As an alternative to the technique described above, the block can also be made by a single median puncture (Bacon 1977). After bone contact with the symphysis, the needle is withdrawn slightly and advanced directly caudal to the symphysis. After aspiration, the local anesthetic is applied. This technique increases the risk of a hematoma (see above).
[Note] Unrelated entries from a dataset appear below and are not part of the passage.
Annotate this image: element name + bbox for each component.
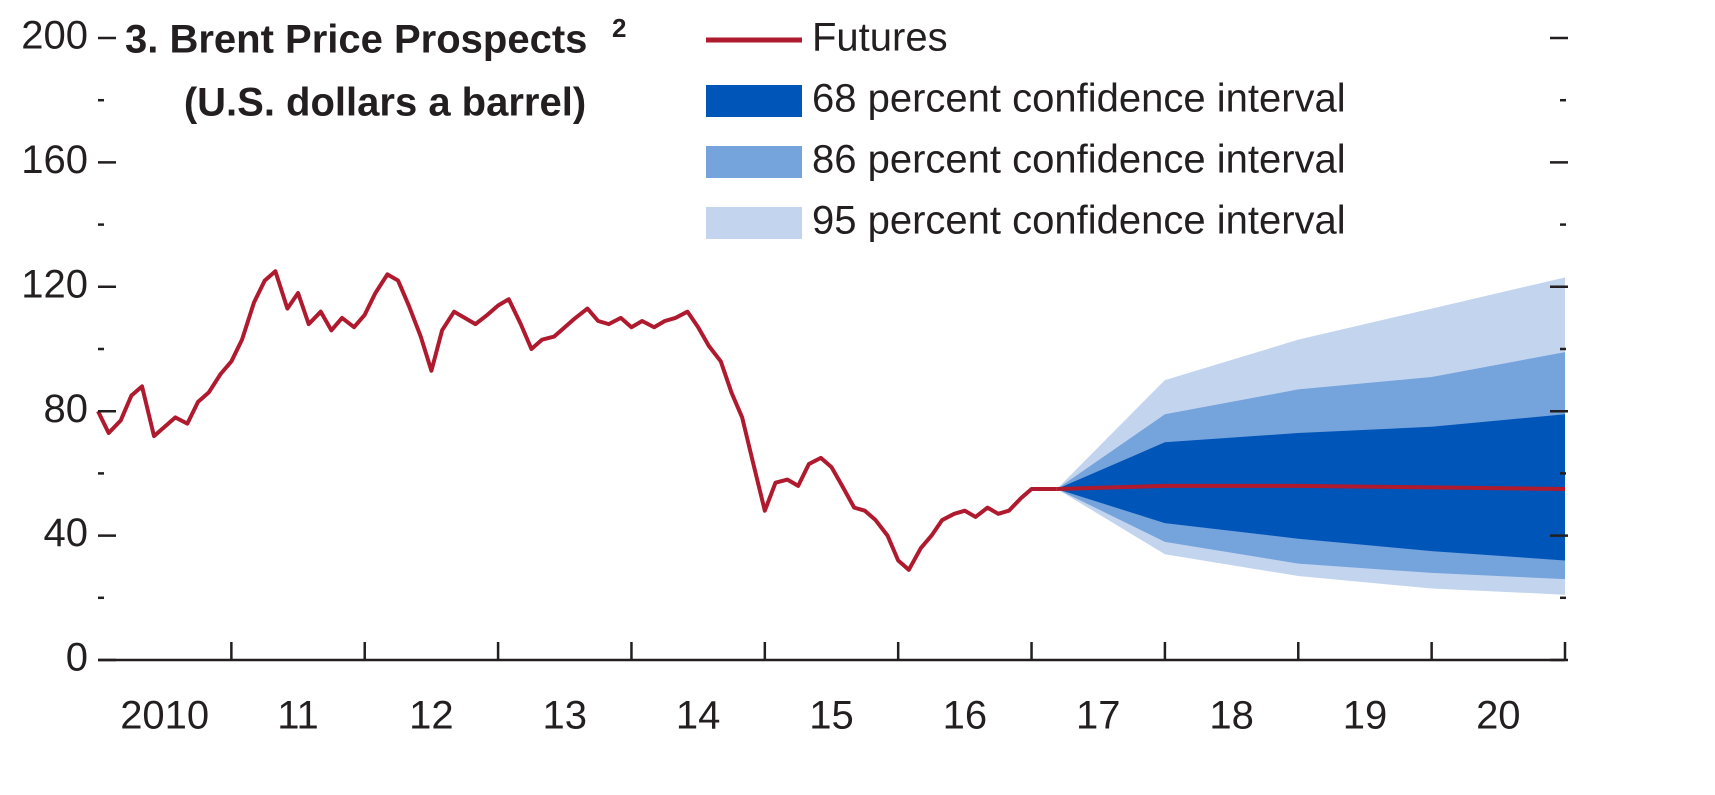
chart-subtitle: (U.S. dollars a barrel) bbox=[184, 81, 586, 125]
legend-label: Futures bbox=[812, 16, 948, 60]
x-tick-label: 14 bbox=[676, 694, 721, 738]
x-tick-label: 11 bbox=[277, 694, 319, 738]
legend-label: 68 percent confidence interval bbox=[812, 77, 1346, 121]
x-tick-label: 16 bbox=[943, 694, 988, 738]
history-line bbox=[96, 269, 1057, 572]
x-tick-label: 2010 bbox=[120, 694, 209, 738]
plot-area bbox=[96, 269, 1566, 595]
x-tick-label: 19 bbox=[1343, 694, 1388, 738]
y-tick-label: 40 bbox=[44, 511, 89, 555]
y-tick-label: 160 bbox=[21, 138, 88, 182]
x-tick-label: 13 bbox=[543, 694, 588, 738]
legend-label: 86 percent confidence interval bbox=[812, 138, 1346, 182]
x-tick-label: 15 bbox=[809, 694, 854, 738]
x-tick-label: 20 bbox=[1476, 694, 1521, 738]
y-tick-label: 80 bbox=[44, 387, 89, 431]
y-tick-label: 120 bbox=[21, 262, 88, 306]
x-tick-label: 12 bbox=[409, 694, 454, 738]
title-footnote: 2 bbox=[612, 13, 626, 43]
futures-line bbox=[1056, 483, 1566, 491]
y-tick-label: 0 bbox=[66, 636, 88, 680]
legend-swatch bbox=[706, 207, 802, 239]
legend-swatch bbox=[706, 146, 802, 178]
y-tick-label: 200 bbox=[21, 14, 88, 58]
legend-label: 95 percent confidence interval bbox=[812, 199, 1346, 243]
chart-title: 3. Brent Price Prospects bbox=[125, 18, 587, 62]
x-tick-label: 18 bbox=[1209, 694, 1254, 738]
legend-swatch bbox=[706, 85, 802, 117]
x-tick-label: 17 bbox=[1076, 694, 1121, 738]
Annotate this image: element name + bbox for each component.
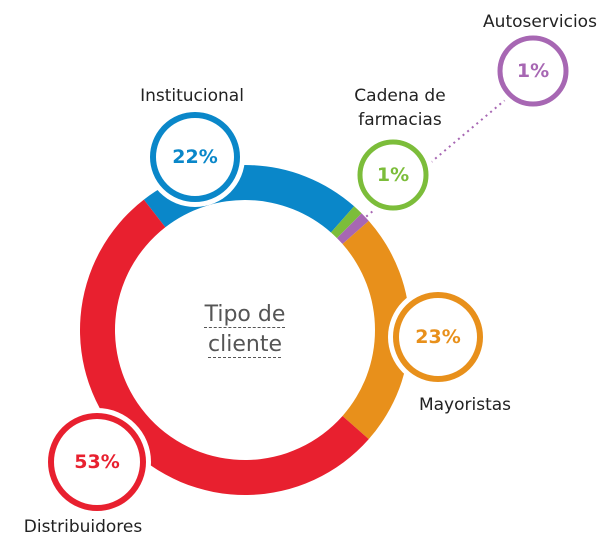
- bubble: [497, 35, 569, 107]
- value-label: 1%: [377, 164, 409, 186]
- category-label: Autoservicios: [483, 12, 597, 32]
- bubble: [150, 112, 240, 202]
- value-label: 1%: [517, 60, 549, 82]
- bubble: [393, 292, 483, 382]
- category-label: Institucional: [140, 86, 244, 106]
- donut-segment: [80, 199, 369, 495]
- category-label: Cadena de farmacias: [354, 86, 446, 130]
- donut-segment: [342, 220, 410, 440]
- category-label: Distribuidores: [23, 517, 143, 537]
- donut-segment: [330, 206, 362, 239]
- category-label: Mayoristas: [418, 395, 512, 415]
- bubble: [357, 139, 429, 211]
- leader-line: [360, 94, 512, 222]
- chart-title: Tipo de cliente: [204, 302, 286, 357]
- value-label: 23%: [415, 326, 460, 348]
- value-label: 53%: [74, 451, 119, 473]
- bubble: [48, 413, 146, 511]
- donut-segment: [336, 213, 369, 245]
- value-label: 22%: [172, 146, 217, 168]
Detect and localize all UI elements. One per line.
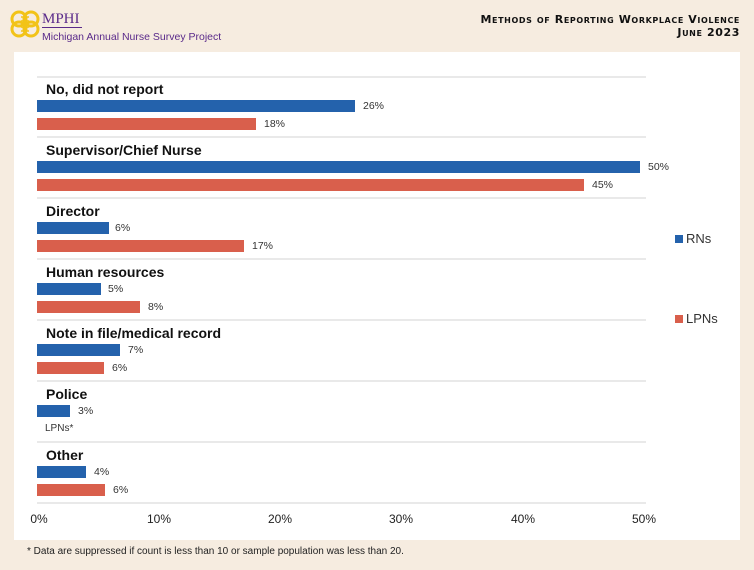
value-rn: 4% xyxy=(94,466,110,478)
category-label: Human resources xyxy=(46,264,165,280)
legend-swatch-lpn xyxy=(675,314,683,323)
legend-swatch-rn xyxy=(675,234,683,243)
bar-lpn xyxy=(37,240,244,252)
category-label: Other xyxy=(46,447,84,463)
footnote: * Data are suppressed if count is less t… xyxy=(27,546,404,557)
value-rn: 7% xyxy=(128,344,144,356)
mphi-knot-logo-icon xyxy=(10,10,40,38)
title-line-1: Methods of Reporting Workplace Violence xyxy=(480,13,740,26)
value-rn: 50% xyxy=(648,161,670,173)
bar-rn xyxy=(37,283,101,295)
value-lpn: 18% xyxy=(264,118,286,130)
gridline xyxy=(37,441,646,443)
project-subtitle: Michigan Annual Nurse Survey Project xyxy=(42,31,222,43)
bar-rn xyxy=(37,466,86,478)
x-tick: 30% xyxy=(388,512,414,526)
value-rn: 5% xyxy=(108,283,124,295)
bar-lpn xyxy=(37,484,105,496)
x-tick: 10% xyxy=(146,512,172,526)
bar-lpn xyxy=(37,118,256,130)
legend-item-lpns: LPNs xyxy=(675,311,718,326)
x-tick: 50% xyxy=(631,512,657,526)
brand-name: MPHI xyxy=(42,11,82,28)
x-tick: 0% xyxy=(30,512,48,526)
bar-rn xyxy=(37,161,640,173)
value-rn: 26% xyxy=(363,100,385,112)
x-tick: 40% xyxy=(510,512,536,526)
chart-title: Methods of Reporting Workplace Violence … xyxy=(480,13,740,39)
category-label: Police xyxy=(46,386,88,402)
gridline xyxy=(37,380,646,382)
category-label: Supervisor/Chief Nurse xyxy=(46,142,202,158)
legend-item-rns: RNs xyxy=(675,231,711,246)
gridline xyxy=(37,136,646,138)
category-label: Note in file/medical record xyxy=(46,325,222,341)
suppressed-lpn-label: LPNs* xyxy=(45,423,74,434)
legend-label-lpn: LPNs xyxy=(686,311,718,326)
bar-rn xyxy=(37,100,355,112)
bar-lpn xyxy=(37,179,584,191)
legend-label-rn: RNs xyxy=(686,231,712,246)
value-rn: 3% xyxy=(78,405,94,417)
x-tick: 20% xyxy=(267,512,293,526)
chart-panel: No, did not report 26% 18% Supervisor/Ch… xyxy=(14,52,740,540)
bar-lpn xyxy=(37,362,104,374)
gridline xyxy=(37,76,646,78)
gridline xyxy=(37,319,646,321)
bar-rn xyxy=(37,405,70,417)
value-lpn: 45% xyxy=(592,179,614,191)
bar-rn xyxy=(37,344,120,356)
value-lpn: 17% xyxy=(252,240,274,252)
category-label: No, did not report xyxy=(46,81,164,97)
bar-lpn xyxy=(37,301,140,313)
bar-rn xyxy=(37,222,109,234)
value-lpn: 6% xyxy=(112,362,128,374)
gridline xyxy=(37,197,646,199)
title-line-2: June 2023 xyxy=(677,26,740,39)
value-lpn: 6% xyxy=(113,484,129,496)
value-lpn: 8% xyxy=(148,301,164,313)
gridline xyxy=(37,258,646,260)
category-label: Director xyxy=(46,203,100,219)
value-rn: 6% xyxy=(115,222,131,234)
gridline xyxy=(37,502,646,504)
18.2 Ilioinguinal Nerve Block
18.2.1 Anatomy
The iliohypogastric nerve (T12, L1) and ilioinguinal nerve (L1) descend from the lateral border of the psoas major muscle between the renal capsule and the quadratus lumborum muscle. Both nerves run parallel and cranial to the iliac crest between the internal oblique muscle and the transversus abdominis muscle (Fig. 18.4) and supply sensory innervation to the skin of the lateral hip region, the mons pubis, and the anterior upper part of the scrotum or the labia majora.
18.2.2 Sonoanatomy
A linear transducer is placed on the lateral abdominal wall medial or slightly craniomedial to the anterior superior iliac spine and the iliohypogastric and the ilioinguinal nerves are visualized in the short axis (Fig. 18.5). The nerves can be visualized within a “lenticular” double fascia between the internal oblique muscle and the transversus abdominis muscle as hypoechoic structures surrounded by the hyperechoic fascia (Fig. 18.6).
18.2.3 Technique of Ilioinguinal Nerve Block
Landmarks
Anterior superior iliac spine, muscles of the abdominal wall in the ultrasound image (see TAP block; Chapter 13.3), double fascia between the transversus abdominis muscle and the internal oblique muscle.